Isn't she a cute little mommy!
And, my sweet grandmother, Memer, had a birthday on Tuesday. She is just the cutest person I know. With all the adversity she faces daily, Mert's health issues and general grumpiness, she NEVER complains and always finds joy in the little things. She is one of my greatest inspirations and aspirations-to be more like her! I always love getting a note from her in the mail on her DAR stationary! It's that cute! I hope she had a good birthday. I'll be there to celebrate with her next weekend, and I can't wait! I'm sure she's sick about tonight's football game. She is a huge bulldog fan. She will not be happy.
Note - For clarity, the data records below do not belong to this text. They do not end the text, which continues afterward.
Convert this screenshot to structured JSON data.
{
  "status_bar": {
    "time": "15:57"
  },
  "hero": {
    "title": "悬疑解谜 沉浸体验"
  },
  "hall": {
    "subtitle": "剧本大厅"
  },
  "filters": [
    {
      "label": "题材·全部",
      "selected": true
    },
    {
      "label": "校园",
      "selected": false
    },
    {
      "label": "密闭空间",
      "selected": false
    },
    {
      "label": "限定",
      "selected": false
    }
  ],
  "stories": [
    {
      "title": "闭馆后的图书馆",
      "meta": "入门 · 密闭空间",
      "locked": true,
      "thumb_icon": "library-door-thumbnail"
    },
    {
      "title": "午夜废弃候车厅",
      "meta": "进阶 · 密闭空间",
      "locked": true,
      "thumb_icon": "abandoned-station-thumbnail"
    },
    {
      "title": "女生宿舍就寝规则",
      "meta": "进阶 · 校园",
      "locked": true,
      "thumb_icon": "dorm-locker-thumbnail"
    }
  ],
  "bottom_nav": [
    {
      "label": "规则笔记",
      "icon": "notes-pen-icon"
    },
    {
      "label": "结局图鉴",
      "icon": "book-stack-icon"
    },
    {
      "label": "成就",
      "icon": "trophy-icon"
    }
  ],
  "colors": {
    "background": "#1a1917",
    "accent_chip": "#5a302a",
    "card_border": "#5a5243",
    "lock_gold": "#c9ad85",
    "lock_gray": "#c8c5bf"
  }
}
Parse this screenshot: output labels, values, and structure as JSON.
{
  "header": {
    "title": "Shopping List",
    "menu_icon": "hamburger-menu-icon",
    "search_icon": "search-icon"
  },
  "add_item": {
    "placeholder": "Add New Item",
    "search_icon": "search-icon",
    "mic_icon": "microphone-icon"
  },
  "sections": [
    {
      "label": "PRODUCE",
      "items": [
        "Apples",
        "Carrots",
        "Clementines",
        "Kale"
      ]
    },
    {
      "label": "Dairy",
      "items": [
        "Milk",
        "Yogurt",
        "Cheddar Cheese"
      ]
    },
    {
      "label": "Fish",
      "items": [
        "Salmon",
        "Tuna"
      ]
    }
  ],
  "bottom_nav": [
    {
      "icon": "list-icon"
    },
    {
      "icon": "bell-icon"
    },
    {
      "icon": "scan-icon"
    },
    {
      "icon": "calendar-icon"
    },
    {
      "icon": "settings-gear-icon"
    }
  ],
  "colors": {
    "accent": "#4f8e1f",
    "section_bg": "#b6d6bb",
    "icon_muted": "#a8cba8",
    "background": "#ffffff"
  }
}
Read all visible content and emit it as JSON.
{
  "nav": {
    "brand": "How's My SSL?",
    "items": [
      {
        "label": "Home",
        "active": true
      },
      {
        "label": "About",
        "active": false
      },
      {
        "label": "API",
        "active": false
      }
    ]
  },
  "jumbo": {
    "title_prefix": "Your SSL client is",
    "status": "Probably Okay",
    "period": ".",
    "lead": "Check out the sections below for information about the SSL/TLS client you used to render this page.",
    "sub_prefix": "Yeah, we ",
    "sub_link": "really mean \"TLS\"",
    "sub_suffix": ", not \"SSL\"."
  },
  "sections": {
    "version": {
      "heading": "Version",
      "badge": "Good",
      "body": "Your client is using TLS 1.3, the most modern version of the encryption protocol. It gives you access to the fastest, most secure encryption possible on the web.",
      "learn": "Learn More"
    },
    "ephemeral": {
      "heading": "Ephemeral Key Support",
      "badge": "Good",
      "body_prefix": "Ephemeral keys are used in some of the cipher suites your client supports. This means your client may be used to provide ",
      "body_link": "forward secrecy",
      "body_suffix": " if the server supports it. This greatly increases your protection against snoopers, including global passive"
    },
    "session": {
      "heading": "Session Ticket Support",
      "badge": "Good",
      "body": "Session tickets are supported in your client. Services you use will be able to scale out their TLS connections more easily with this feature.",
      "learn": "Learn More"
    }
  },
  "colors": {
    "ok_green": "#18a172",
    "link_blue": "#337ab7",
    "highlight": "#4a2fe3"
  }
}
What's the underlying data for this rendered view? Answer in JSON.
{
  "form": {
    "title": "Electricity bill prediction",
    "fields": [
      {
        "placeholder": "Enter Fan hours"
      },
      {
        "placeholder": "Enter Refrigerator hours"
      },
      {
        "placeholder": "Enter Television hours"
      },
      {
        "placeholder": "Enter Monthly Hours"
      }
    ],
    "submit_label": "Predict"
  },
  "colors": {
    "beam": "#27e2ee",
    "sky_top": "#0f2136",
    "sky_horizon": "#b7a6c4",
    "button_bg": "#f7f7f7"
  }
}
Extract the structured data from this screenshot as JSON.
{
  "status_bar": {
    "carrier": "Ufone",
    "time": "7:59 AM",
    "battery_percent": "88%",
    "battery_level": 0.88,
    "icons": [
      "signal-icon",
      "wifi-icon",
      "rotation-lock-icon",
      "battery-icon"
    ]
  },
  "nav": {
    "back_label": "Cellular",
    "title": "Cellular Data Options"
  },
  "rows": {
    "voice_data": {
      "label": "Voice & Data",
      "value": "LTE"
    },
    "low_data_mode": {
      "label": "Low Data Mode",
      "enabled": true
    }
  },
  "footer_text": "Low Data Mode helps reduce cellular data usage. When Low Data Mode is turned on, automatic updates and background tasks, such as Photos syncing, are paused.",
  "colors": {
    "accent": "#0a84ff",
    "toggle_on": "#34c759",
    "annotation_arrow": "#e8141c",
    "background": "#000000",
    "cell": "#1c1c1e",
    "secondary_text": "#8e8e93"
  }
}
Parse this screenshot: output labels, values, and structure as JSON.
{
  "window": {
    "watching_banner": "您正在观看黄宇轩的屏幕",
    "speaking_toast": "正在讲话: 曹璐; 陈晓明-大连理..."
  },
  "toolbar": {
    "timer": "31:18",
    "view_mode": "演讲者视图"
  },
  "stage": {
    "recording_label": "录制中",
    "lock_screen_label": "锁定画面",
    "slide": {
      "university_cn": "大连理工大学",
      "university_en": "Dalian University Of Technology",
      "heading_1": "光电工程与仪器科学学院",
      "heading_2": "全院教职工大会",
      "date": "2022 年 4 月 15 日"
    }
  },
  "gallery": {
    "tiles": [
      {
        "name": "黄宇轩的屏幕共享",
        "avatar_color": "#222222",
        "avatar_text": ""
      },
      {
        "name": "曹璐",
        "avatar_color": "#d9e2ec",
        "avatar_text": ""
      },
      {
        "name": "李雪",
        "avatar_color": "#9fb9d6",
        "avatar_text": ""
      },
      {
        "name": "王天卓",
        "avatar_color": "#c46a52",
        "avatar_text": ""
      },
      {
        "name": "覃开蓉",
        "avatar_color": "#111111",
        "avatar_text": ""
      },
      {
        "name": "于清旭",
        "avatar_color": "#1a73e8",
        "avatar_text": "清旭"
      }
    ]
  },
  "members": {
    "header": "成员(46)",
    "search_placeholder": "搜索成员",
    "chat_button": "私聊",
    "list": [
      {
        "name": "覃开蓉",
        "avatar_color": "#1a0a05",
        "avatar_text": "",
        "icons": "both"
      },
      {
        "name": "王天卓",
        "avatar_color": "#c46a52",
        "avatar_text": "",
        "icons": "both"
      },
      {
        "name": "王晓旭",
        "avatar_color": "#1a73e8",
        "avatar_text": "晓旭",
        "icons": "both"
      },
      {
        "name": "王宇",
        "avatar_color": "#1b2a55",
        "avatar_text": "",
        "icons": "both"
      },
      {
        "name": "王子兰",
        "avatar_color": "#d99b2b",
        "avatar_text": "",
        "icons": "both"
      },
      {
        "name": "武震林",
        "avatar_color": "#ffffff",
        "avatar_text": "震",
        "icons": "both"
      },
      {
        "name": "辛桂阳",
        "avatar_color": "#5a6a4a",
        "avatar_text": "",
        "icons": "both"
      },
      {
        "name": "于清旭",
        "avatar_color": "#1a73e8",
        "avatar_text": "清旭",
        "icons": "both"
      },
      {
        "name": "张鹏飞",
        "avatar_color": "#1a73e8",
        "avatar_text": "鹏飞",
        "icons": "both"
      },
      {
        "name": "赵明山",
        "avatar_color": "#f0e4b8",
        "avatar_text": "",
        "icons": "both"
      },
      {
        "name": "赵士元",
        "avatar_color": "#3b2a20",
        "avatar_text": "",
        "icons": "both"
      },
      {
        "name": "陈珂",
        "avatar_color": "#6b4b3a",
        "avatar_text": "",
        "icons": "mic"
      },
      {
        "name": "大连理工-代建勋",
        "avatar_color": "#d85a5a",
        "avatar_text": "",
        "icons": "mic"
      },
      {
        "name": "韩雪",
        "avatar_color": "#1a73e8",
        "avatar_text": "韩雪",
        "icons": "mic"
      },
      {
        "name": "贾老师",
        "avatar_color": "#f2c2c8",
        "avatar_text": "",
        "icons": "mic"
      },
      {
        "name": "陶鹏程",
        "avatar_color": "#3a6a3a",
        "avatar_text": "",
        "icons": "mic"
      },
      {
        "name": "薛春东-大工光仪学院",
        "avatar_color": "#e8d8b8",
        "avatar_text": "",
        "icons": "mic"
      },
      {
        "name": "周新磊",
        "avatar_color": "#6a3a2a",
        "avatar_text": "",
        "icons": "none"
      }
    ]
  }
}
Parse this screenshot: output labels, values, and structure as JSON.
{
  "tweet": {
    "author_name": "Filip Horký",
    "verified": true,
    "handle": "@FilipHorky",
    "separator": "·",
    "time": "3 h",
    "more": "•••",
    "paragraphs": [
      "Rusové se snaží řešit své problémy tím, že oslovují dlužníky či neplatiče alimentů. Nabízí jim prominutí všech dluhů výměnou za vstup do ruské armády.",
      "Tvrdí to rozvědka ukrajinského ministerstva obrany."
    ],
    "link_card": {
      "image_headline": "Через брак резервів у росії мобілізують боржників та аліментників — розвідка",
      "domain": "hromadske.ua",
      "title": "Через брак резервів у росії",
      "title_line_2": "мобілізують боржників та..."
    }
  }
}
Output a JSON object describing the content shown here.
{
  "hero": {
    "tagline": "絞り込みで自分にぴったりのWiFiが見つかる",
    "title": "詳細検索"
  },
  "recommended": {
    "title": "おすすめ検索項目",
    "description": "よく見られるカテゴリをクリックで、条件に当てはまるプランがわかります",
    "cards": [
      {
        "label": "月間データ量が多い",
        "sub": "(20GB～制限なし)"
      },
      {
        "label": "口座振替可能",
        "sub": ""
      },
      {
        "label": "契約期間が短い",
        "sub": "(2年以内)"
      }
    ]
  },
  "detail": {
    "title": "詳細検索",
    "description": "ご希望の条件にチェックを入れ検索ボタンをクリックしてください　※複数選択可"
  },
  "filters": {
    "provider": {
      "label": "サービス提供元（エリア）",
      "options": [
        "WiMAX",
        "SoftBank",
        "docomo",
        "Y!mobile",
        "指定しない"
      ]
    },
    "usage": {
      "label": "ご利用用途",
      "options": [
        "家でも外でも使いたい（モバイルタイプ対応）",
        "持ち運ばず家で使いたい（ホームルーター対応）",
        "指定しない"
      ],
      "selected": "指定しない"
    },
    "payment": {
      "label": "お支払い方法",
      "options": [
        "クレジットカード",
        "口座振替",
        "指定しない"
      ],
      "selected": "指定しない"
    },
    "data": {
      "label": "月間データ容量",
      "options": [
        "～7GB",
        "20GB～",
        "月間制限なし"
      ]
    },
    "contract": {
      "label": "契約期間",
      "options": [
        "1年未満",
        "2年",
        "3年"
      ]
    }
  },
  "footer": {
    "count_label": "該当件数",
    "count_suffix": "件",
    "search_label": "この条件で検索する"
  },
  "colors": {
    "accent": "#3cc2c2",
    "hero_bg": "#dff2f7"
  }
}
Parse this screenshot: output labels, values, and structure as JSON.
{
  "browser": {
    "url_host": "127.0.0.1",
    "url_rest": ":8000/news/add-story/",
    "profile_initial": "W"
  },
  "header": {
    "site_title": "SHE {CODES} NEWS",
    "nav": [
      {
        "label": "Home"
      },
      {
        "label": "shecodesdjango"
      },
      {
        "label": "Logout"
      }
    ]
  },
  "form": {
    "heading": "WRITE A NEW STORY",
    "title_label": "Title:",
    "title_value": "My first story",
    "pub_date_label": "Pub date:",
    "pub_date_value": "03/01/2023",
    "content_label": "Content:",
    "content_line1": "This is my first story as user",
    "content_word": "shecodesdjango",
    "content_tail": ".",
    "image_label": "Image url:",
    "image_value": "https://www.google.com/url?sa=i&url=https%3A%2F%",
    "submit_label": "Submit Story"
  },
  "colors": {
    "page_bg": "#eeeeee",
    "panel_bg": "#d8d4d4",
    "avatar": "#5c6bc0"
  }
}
I started student teaching the first of August. 1st grade!! I have never been so hungry or tired in my entire life! LT said it right when she coined the term "teacher tired." There is nothing like it! It is going well. I have good days and bad days. They are as cute as they could possibly be, but they make me question my career choice at the same time. I can say that when I put my head on the pillow at night, that I know I have made a difference in a life. 1st grade is funny. One little boy called me his "beautiful princess" on the second day and preceded to kiss my hand. I have since made a rule that we save all our kisses for our mommies. He came in with fever blisters the next day...thought I was going to die. Almost scrubbed my skin off! Let's just say I am handling the whole germ thing remarkably well. I have developed a Purell rash, however. Your skin can only take so much of that stuff. Other than that, I'm confident it is one of the best decisions I have ever made. And it has been a huge exercise in faith in so many ways, finances, germs, ability, strenghth...you name it, but it has been so good. I do love it. I was thinking about it yesterday on my way home. I LOVE Fridays more than ever, but I wake up every morning, at 5:30am, and I'm actually excited about going back. I'm eager to try harder every day and try to be better than I was the day before. I do have to check myself when I get home, though....Poor Travis had to remind me that he was not one of my students one night. I have to leave the "teacher tone" at the door. And poor Maggie. I'm not sure she understands the phrase that she has heard often as of late, "You're making a bad choice, my friend." I'll leave you with one of my favorite new tunes..."where is short a, where is short a? Here I am, here I am. I am in a hat rack, cracker jacks and fat cats, a, a, a....a, a, a." Catchy isn't it? Maybe I will finally learn how to spell. Everyone should consider repeating the first grade; I think I must have missed half of it my first go round.